Entanglement and Criticality in Quantum Impurity Systems

We investigate the entanglement between a spin and its environment in impurity systems which exhibit a second-order quantum phase transition separating a delocalized and a localized phase for the spin. As an application, we employ the spin-boson model, describing a two-level system (spin) coupled to a sub-Ohmic bosonic bath with power-law spectral density, $\mathcal{J}(\omega )\propto {\omega }^s$ and $0<s<1$. Combining Wilson’s numerical renormalization group method and hyperscaling relations, we demonstrate that the entanglement between the spin and its environment is always enhanced at the quantum phase transition resulting in a visible cusp (maximum) in the entropy of entanglement. We formulate a correspondence between criticality and impurity entanglement entropy, and the relevance of these ideas to nanosystems is outlined.

Figure 1

Unification of entanglement and criticality at a second-order impurity quantum phase transition.

Figure 2

NRG results for the entanglement at $T=ϵ=0$ in the sub-Ohmic case $s=0.5$, which can be realized through a qubit coupled to an $RLC$ transmission line; the arrow marks the position of the quantum phase transition.

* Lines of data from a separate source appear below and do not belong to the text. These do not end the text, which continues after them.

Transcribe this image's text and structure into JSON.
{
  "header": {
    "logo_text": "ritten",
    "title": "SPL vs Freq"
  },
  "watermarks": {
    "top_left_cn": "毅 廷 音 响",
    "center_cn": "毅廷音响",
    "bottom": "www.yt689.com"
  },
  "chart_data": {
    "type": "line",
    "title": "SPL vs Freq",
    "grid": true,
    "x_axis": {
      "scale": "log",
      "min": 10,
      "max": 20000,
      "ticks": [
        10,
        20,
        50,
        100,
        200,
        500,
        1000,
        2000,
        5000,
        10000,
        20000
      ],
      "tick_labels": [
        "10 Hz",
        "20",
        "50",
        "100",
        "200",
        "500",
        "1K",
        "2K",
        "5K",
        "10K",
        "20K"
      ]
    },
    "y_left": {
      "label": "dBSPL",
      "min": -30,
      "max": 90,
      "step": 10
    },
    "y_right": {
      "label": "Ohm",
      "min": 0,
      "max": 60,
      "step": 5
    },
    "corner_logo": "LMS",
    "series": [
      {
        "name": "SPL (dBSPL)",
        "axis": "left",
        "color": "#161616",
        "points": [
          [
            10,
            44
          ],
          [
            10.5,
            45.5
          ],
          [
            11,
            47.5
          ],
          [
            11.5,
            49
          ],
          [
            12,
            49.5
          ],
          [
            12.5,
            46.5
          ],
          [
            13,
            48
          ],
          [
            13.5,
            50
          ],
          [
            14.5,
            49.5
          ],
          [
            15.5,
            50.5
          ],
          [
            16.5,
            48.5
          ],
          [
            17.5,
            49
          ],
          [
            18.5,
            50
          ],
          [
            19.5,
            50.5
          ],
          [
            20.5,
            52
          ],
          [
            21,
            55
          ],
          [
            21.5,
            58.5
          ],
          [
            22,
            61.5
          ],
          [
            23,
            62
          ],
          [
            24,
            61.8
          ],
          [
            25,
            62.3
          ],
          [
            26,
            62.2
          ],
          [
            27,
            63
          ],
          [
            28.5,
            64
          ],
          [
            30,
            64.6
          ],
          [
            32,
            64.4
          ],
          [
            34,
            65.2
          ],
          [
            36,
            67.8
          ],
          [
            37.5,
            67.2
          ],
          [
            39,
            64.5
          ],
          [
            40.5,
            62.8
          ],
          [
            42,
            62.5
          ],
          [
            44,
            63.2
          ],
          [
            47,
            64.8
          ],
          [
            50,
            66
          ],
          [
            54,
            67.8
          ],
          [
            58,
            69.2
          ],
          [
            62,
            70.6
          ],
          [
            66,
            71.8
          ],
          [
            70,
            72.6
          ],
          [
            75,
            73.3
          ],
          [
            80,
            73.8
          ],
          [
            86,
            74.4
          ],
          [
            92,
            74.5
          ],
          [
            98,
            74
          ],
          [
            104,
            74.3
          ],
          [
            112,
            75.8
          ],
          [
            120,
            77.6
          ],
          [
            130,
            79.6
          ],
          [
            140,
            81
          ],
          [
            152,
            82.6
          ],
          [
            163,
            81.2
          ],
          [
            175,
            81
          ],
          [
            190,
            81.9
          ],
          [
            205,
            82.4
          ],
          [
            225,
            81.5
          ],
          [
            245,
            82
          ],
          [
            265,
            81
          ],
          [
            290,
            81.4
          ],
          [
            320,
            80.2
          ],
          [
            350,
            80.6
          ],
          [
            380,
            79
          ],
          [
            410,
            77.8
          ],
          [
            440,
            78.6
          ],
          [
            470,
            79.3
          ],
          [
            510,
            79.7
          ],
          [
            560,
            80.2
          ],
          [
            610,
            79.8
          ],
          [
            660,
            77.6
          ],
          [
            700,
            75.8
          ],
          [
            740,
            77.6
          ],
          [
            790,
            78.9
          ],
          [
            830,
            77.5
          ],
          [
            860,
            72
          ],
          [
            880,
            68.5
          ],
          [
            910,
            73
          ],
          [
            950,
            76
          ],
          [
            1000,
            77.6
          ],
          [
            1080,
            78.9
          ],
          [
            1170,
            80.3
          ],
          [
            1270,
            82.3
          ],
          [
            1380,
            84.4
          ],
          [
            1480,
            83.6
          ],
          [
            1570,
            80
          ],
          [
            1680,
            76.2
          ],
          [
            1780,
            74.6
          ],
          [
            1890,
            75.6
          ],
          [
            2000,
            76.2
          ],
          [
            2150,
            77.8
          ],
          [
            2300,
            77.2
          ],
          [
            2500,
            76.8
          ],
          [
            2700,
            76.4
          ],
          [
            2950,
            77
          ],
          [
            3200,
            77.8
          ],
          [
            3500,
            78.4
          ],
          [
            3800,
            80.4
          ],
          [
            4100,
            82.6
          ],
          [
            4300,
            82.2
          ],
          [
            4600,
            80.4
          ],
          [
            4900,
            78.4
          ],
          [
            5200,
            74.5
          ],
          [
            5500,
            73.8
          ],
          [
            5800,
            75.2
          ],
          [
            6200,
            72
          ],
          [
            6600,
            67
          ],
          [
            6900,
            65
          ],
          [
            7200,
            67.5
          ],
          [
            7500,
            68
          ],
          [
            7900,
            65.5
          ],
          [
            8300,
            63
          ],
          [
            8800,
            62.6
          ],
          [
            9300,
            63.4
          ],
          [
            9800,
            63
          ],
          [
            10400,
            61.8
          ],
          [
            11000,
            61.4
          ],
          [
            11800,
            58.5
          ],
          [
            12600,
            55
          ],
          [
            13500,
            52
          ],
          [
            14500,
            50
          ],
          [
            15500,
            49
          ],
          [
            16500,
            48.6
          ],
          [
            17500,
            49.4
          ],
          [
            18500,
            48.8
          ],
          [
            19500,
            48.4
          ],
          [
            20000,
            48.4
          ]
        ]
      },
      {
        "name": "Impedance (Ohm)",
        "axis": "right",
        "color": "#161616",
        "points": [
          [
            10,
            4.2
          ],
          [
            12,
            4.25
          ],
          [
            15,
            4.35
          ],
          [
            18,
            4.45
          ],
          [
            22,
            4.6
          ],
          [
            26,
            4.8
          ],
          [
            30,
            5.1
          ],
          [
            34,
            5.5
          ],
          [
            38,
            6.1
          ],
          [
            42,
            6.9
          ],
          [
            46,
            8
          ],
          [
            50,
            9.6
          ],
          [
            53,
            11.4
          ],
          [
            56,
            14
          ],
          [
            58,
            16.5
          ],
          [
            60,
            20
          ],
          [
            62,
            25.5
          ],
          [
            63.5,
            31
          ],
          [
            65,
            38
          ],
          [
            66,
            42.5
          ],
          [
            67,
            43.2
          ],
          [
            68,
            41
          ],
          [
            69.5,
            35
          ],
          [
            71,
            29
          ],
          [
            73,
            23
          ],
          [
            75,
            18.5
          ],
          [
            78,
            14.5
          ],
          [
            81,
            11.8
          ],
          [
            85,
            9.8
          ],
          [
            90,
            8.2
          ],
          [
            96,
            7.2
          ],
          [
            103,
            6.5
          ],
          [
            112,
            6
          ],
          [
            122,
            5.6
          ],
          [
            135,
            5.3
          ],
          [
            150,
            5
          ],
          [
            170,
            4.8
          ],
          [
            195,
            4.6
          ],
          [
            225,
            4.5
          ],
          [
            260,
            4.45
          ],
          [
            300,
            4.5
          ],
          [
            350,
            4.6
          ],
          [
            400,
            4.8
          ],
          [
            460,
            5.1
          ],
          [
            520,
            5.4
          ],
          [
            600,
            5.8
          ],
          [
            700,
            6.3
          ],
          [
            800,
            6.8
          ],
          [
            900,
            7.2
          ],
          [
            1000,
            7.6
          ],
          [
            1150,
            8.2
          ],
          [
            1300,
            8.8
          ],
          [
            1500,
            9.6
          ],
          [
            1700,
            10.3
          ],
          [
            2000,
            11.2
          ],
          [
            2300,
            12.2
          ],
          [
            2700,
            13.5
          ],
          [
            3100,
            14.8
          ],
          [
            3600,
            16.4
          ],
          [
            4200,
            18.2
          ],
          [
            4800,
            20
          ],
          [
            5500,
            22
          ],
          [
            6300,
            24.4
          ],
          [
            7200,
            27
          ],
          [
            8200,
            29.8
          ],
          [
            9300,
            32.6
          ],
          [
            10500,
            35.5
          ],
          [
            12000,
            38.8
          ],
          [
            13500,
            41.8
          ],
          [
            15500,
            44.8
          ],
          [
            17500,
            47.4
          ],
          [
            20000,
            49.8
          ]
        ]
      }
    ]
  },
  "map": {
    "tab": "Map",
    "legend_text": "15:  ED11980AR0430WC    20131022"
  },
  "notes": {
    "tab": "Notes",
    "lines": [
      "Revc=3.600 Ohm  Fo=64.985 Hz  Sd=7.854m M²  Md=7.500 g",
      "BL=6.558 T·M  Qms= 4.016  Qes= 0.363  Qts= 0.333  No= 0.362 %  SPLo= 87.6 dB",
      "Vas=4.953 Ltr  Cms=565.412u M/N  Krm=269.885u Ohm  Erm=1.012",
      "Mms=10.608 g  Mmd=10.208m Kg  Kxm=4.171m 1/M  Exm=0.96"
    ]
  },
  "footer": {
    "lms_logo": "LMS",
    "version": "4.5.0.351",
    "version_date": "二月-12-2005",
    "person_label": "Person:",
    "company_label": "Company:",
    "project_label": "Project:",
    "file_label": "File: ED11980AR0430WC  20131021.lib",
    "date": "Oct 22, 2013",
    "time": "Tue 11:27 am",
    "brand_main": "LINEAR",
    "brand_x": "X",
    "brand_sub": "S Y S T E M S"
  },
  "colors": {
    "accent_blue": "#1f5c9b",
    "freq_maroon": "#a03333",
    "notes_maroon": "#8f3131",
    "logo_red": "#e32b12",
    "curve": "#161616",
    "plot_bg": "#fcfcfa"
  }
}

The relevant susceptibilies ${\overline{\chi }}_z$ and ${\chi }_{\perp }$ are presented in insets.

Figure 3

The entropy of entanglement $E$, obtained from NRG, displays a cusplike behavior for all $0<s<1$. For $s\to 1$, $E$ becomes rapidly suppressed at ${\Delta }_c^{-}$ which is a reminiscence of the ohmic case (KT transition).

Figure 4

$E(\Delta )$ at $s=0.5$ and $\alpha =0.1$ for several values of $ϵ$. Inset: universal scaling in the critical region for three different values of ${\Delta }_c$ (from NRG we obtain $\kappa \sim 0.6$ and the exact exponent is $\kappa =2/3=0.66\dots$).

Figure 5

Exponent $\kappa$ versus $s$ from NRG. For all $0<s<1$, $\kappa =2/\delta$ and for $0<s\le 1/2$, $\kappa =2/\delta =1/\overline{\delta }$.